One of the questions I am most frequently asked when teaching horticulture is how I choose which plants to use when designing a flower border. There are a myriad of ways to answer this question, but one way to help students is to explore the idea of Garden style. This is a fairly nebulous concept but with probably more concrete foundations than we might imagine. For example, if were to ask a group to suggest what sort of plants they might find in a quintessential English country garden, we would rapidly find some common suggestions. Likewise if we thought of a contemporary garden, a cottage garden, a coastal garden, an exotic garden etc.

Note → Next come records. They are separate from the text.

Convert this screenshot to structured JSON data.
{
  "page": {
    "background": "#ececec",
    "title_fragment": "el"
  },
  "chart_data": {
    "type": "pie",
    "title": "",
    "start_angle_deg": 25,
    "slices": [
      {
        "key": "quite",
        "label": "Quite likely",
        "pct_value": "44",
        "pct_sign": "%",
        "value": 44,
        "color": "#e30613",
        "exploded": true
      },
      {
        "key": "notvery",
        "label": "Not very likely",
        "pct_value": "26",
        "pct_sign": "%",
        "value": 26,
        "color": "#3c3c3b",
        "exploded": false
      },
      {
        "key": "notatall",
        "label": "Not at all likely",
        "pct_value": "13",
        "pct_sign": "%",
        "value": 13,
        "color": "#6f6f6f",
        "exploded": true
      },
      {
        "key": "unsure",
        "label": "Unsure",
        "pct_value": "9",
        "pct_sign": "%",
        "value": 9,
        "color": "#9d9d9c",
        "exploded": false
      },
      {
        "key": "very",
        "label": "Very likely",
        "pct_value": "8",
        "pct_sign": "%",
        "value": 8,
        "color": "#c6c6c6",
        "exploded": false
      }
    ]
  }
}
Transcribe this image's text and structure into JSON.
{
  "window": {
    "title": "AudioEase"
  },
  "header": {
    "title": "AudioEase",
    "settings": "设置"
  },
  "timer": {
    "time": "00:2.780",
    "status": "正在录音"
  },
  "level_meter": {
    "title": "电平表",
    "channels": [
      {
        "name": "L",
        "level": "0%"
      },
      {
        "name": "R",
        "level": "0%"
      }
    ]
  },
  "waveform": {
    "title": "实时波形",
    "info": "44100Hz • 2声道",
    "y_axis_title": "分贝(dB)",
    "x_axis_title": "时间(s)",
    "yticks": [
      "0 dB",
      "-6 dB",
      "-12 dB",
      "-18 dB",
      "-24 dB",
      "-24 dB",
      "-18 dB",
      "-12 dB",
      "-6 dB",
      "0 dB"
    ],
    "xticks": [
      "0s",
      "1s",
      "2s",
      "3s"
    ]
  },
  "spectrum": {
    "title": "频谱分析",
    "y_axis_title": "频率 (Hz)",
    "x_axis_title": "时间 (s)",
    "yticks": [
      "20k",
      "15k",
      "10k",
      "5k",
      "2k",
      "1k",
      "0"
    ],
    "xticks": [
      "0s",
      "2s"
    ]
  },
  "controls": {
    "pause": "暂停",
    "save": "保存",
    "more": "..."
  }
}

These styles all have certain features and natural plant associations, and while not wishing in any way to suggest a template they do give a gardener a starting point in border design. I thought it might be quite fun to explore these ideas in a ‘Planting design 101’ series. This week we’ll start with the fundamentals of the iconic ‘English country garden’.
Having tried this on various long-suffering friends and family, I very quickly ended up with a list including the following plants: Roses, Lupins, Iris, Box, Geranium, Catmint, Hydrangea, delphiniums and phlox. If you have a long sunny border for example, you might start with some topiary balls or cones for evergreen structure – always use repeated plants in a long border, and if possible in odd numbers. In the past the topiary would almost always be box, but given the rapid onset of box blight, I would use yew or other alternatives. Then perhaps repeat your roses down the border, and infill with lupins, iris, paniculata hydrangeas, and knit the whole thing together with long-flowering catmint, or geraniums. All this within a relatively pastel range of colour with paths made out of old brick or natural stone and terracotta flared planters. Add in a pergola dripping with wisteria and/or rambling roses, underplanted with foxgloves and alliums and a lavender border surrounding the house and you are instantly aware of the very ‘English’ spirit of the place; the genius loci.
This distilled essence of English gardening can be dressed up or down like a pair of blue jeans for day or night wear. For a more formal look use a tighter colour scheme, stiffer roses, perhaps even in standard lollipop form, keep the border edges straight and make uses of formal vistas and endpoints such as statuary or armillary spheres. If you want a more relaxed vibe, swap out some of the topiary for a small tree that will give structure even if deciduous, such as a Viburnum Kilimanjaro or an Amelanchier, allow the borders to curve sinuously and mix up the pot styles and shapes. Up the romance with floribunda roses, more frothy umbellifers (cow parsley style plants), such as pink Chaerophyllum hirsutum, or later flowering white Selinum wallichianum, or the very trendy Valeriana officinalis and let the tidiness slip with more self seeders allowed to roam free. We can subvert the styles with a bit of crossover into contemporary, with some grasses allowed to add sway to the stiffer roses, a brightening of the colour scheme with some pops of primary colours and perhaps some avant garde modern sculpture, but while you still have the basic ingredients it will remain a fundamentally English garden in style, rooted in the shades of past British horticultural influence, albeit with its top growth subject to a little hybridization.
While we are on the subject of roses, I thought it worth mentioning that David Austin have just launched a new rose for the Queen’s jubilee. A medium sized shrub rose with apple blossom-like blooms in a pinky white shade and a hint of apricot at the centre. With apparently a strong sweet scent it looks like it might be a worthy inclusion in the quintessential English garden! It is called, not unexpectedly, Elizabeth.